Longenecker’s a bourbon man at heart, and has amassed a 300 bottle whiskey collection at home. Soon enough, he’ll issue his first bottles of grain liquor, as well as agave spirits. Thus far, his limited bottle releases have included a handful of gins and about ten distinct rums, none of them quite like the others.
In fact, he says, “My rums are very different than what is on the market.” Seven Cave's rums are all barrel aged, none are spiced. They’re made less to match anyone’s expectation of rum, and more to pursue what rum could taste like, outside of the world of mass production.
“I’m not going to compete against Bacardi and Diplomático [rum brands], and their million dollar ad budgets,” Longenecker concedes, “But I can compete on flavor. And I try.”
When I walk into the Miramar warehouse home of Seven Cave Spirits, I find owner and distiller Geoff Longenecker celebrating a Eureka moment.
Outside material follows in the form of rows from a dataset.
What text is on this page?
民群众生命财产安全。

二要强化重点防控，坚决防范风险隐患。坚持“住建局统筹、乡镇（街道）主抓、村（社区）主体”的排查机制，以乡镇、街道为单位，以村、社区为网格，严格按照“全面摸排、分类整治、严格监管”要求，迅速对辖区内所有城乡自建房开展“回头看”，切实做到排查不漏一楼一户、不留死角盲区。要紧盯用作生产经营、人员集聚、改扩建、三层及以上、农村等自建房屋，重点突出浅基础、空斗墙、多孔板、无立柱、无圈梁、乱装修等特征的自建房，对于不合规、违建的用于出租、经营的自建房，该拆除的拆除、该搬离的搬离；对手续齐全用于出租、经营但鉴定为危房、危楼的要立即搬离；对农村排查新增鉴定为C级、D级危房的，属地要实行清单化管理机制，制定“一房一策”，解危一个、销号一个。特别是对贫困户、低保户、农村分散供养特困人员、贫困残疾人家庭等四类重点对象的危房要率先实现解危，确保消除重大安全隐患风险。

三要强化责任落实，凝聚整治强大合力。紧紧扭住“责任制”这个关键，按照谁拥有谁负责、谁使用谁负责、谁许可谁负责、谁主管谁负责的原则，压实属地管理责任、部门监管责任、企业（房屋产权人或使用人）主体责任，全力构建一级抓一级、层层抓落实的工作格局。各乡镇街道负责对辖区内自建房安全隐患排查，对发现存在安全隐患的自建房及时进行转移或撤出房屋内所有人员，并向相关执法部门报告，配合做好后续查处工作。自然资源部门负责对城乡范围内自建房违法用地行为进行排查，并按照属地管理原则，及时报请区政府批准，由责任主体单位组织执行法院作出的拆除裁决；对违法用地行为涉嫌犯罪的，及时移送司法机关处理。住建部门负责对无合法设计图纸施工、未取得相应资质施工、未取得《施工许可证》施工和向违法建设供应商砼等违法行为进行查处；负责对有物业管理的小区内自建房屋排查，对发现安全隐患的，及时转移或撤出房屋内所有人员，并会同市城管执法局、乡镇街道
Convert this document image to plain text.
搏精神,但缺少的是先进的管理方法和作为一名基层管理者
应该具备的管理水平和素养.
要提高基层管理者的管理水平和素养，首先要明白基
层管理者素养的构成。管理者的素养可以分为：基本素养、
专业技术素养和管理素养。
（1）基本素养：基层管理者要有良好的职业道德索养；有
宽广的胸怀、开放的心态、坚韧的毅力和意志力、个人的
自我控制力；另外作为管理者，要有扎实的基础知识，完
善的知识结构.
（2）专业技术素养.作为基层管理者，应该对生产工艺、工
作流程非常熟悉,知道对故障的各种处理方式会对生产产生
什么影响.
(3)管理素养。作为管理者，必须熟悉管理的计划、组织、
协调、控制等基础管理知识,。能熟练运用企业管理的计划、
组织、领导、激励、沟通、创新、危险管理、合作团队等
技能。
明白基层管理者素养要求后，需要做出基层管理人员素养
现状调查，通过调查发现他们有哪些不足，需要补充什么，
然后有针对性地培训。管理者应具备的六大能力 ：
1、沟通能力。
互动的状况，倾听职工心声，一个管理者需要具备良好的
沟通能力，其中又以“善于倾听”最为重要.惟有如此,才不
After much experimenting, he’d just figured out a new method he will use to infuse pineapple into a summer gin he’s making special for the cocktail artists at Little Italy restaurant Kettner Exchange.
It’s not an unusual moment for the craft distiller, who first began making liquor here two years ago, and approaches every distillation as an opportunity to explore different ingredients, methods, and possible outcomes. “I don’t make products in here,” Longenecker states, meaning flagship products. “I make batches.”
In this batch of gin, he’s distilling a sugar wash that most distillers would use as a base to make rum. “I start with a faint idea of what rum is,” he explains, “then strip that down, and add juniper, and in this case tropical ingredients, and build a gin out of it.”
On another day, with another fruit to consider, he might produce a totally different batch. Lining the walls are dozens of oak barrels, each filled with a unique liquid. There are rye whiskeys, bourbons, wheated bourbons, agave spirits, and a trio of barrels aging the same rum distillate, but in different proof levels, if only to see how potency affects the end product.
When the longtime attorney and homebrewer launched Seven Caves, he did so with a pantry of ingredients, different grains, sugars, and yeasts he might use to construct a unique base alcohol for each new batch.
Usually, he finds inspiration in the ingredients themselves. As we speak, he pulls two jars of sugar off a shelf. Both were processes the same way, at the same Louisiana source, but they’re not identical. “They come in different times of the year, and they’re different,” he tells me.
Sure enough, thanks to the relative unpredictability of agricultural products, one smells of dark fruit, while the other has more a floral character. Longenecker complemented each sugar with a different strain of yeast, yielding entirely different rums in the process. Rather than try to force the same results, he tries to play to each ingredient’s strengths.
“It’s no different than getting strawberries early in the season, versus the end of the season,” he notes, “Why should I demand uniformity in something that changes?”
Longenecker’s a bourbon man at heart, and has amassed a 300 bottle whiskey collection at home. Soon enough, he’ll issue his first bottles of grain liquor, as well as agave spirits. Thus far, his limited bottle releases have included a handful of gins and about ten distinct rums, none of them quite like the others.
In fact, he says, “My rums are very different than what is on the market.” Seven Cave's rums are all barrel aged, none are spiced. They’re made less to match anyone’s expectation of rum, and more to pursue what rum could taste like, outside of the world of mass production.
“I’m not going to compete against Bacardi and Diplomático [rum brands], and their million dollar ad budgets,” Longenecker concedes, “But I can compete on flavor. And I try.”